Tout commence à Tanger où Bassam et Lakhdar partagent leurs rêves : l'Europe pour Bassam, sa cousine Meryem pour Lakhdar. Or, quand Lakhdar peut approcher sa cousine, il le fait de trop près... et est mis à la rue par ses parents. Après des mois d'errance, son ami Bassam lui propose un job. Lakhdar devient libraire d'une association religieuse.

C'est à ce moment là que la grande histoire lance ses ombres sur le roman. La révolution arabe gronde autour de la Méditerranée, la crise espagnole réveille les indignés. L'actualité récente, brûlante, celle des attentats, des manifestations et des immolations s'invite dans le roman, discrètement
Lakhdar poursuit son éducation. Il change de boulot, rencontre Judit, une espagnole qui apprend l'arabe, et s'éloigne du Maroc.
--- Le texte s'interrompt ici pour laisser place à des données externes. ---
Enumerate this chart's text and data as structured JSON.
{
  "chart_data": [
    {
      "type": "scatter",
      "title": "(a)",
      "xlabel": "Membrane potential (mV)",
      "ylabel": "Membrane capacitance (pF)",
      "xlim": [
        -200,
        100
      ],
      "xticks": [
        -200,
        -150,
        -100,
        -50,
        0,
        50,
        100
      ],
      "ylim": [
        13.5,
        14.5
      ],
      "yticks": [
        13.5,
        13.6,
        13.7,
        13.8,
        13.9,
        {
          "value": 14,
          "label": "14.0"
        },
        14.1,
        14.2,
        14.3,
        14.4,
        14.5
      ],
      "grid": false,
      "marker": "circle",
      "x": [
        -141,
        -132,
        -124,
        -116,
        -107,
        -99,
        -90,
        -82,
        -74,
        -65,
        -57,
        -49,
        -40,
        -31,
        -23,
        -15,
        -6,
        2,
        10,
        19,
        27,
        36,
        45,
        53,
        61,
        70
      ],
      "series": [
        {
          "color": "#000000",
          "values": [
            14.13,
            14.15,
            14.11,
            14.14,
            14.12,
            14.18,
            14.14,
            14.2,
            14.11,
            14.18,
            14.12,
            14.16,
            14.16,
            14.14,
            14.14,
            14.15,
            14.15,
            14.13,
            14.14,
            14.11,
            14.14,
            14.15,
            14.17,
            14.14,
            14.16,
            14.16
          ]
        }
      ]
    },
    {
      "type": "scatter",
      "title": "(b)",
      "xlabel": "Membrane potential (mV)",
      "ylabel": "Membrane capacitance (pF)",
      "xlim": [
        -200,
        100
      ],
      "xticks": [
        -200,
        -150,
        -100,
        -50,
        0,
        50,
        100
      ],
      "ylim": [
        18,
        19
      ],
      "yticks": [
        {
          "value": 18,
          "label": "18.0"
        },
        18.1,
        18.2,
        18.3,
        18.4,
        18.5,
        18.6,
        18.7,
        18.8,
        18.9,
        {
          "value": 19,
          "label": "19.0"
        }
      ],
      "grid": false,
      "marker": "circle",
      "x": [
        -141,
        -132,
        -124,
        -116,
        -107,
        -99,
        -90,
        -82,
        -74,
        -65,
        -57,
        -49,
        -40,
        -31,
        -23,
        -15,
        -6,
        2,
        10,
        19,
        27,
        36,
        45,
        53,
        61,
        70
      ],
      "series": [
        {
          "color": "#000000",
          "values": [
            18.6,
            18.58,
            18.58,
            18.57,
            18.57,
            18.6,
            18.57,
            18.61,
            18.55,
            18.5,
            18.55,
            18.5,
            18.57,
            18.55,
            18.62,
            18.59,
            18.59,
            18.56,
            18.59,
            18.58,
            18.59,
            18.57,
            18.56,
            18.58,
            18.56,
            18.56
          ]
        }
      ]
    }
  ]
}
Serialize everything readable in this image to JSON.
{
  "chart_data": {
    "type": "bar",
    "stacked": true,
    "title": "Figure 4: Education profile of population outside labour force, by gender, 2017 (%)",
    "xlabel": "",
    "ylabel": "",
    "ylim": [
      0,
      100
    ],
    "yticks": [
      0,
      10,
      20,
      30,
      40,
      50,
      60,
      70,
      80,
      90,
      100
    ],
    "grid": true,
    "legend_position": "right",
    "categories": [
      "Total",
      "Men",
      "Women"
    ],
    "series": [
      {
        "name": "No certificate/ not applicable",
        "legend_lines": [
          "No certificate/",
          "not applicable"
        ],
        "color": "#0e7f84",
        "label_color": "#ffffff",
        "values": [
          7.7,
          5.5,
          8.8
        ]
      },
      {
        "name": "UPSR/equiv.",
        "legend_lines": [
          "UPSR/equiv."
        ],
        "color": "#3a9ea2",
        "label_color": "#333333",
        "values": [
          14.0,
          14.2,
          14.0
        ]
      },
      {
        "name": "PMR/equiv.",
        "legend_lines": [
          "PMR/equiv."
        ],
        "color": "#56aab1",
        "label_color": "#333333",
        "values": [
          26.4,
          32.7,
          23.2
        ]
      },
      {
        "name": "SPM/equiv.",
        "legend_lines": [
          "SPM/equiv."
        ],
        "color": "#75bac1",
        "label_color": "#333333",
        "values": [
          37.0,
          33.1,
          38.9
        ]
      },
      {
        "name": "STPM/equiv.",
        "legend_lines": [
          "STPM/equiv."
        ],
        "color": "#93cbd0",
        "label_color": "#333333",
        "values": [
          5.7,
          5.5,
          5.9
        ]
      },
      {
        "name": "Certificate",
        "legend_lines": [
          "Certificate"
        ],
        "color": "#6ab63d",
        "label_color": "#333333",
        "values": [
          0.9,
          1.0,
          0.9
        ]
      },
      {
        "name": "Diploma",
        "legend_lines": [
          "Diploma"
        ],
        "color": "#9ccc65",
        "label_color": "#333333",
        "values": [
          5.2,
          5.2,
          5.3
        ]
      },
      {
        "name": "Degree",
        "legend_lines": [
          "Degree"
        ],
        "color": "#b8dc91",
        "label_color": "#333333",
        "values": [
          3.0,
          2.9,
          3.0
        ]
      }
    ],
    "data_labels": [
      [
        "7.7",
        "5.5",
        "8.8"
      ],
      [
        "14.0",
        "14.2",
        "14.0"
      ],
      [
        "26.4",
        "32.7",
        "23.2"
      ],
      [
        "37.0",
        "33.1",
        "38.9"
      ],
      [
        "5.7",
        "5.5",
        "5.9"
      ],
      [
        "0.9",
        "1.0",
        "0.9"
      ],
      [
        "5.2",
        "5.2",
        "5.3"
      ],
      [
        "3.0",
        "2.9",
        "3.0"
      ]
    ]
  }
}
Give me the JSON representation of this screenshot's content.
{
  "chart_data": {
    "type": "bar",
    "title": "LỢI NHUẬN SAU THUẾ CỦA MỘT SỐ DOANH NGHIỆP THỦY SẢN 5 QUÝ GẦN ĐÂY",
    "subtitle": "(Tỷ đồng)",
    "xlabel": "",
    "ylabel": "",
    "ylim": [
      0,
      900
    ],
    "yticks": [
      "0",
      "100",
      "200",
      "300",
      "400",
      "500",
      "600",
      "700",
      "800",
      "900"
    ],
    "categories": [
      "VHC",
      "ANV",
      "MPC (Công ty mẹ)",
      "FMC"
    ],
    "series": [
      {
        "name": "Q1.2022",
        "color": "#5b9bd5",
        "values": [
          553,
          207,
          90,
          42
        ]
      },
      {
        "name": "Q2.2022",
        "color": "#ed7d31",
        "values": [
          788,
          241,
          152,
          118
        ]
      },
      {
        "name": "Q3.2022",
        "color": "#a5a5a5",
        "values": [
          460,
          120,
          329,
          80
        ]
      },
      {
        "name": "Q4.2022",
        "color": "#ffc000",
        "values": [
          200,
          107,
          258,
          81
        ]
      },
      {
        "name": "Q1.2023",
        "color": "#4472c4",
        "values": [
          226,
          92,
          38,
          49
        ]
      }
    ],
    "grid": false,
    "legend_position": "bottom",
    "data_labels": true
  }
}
Ce roman d'apprentissage est une magnifique réussite. En laissant l'actualité en toile de fond et en ne faisant pas de Lakhdar un personnage impliqué mais un observateur naïf qui gagne en sagesse, l'auteur interroge ce monde en crise. Il invite à poser un regard sur celui-ci, à pénétrer sa noirceur, sa violence mais aussi l'espoir des populations (ou le désespoir). Brillant. 
Alors, certes, c'est peut-être artificiel (quel roman d'apprentissage ne l'est pas?) comme j'ai pu le lire ici ou là, mais c'est très bien mené.
Petits plus : un très beau regard sur les livres. Une plume et un souffle lyriques. 

mercredi 19 janvier 2011

Parle-leur de batailles, de rois et d'éléphants

C'est l'un des livres que j'avais noté à la rentrée. Son titre me plaisait. Sa consécration par le Goncourt des lycéens a confirmé mon envie de le lire. Beaucoup d'attentes pour ce livre et je ne suis pas trop déçue. Je vous l'assure, c'est bon signe.

J'imagine que tout le monde sait vaguement de quoi il retourne. Bon je vous fais le pitch en bref : Michel Ange supporte mal que Jules II le néglige. Bajazet lui propose de faire un pont à Istanbul. Le sculpteur accepte. Il sort peu. Il prend la température de la ville de temps à autre mais préfère rester dans sa chambre, à dessiner. Il a deux interlocuteurs privilégiés, un poète qui l'aime secrètement, Mesihi, et son interprète, Manuel. Et viennent s'intercaler au récit de l'élaboration du pont (ou plutôt de la recherche d'une idée de pont car de pont lui même, il n'y en a pas) les pages amoureuses d'un être que je ne dévoilerai pas.

Courts chapitres, phrases sans longueurs mais petite langueur dans l'écriture, livre éclair. Vous ne perdrez pas beaucoup de temps à la lecture. Le style est aussi plaisant, ciselé, presque poétique parfois.

Hélas, les projections gâchent un peu tout. Après tout, c'est au lecteur d'imaginer les influences de ces rencontres, d'oser des parallèles avec les œuvres peintes ou sculptées. Quel dommage que cette liberté soit ôtée ! Et que le livre verse parfois dans une psychologie un peu légère sur l'homosexualité du maître. 


Sinon, belle description d'Istanbul et de ses plaisirs, de ses livres et de ses conteurs... Une petite envie d'exotisme à la lecture du roman de Mathias Enard.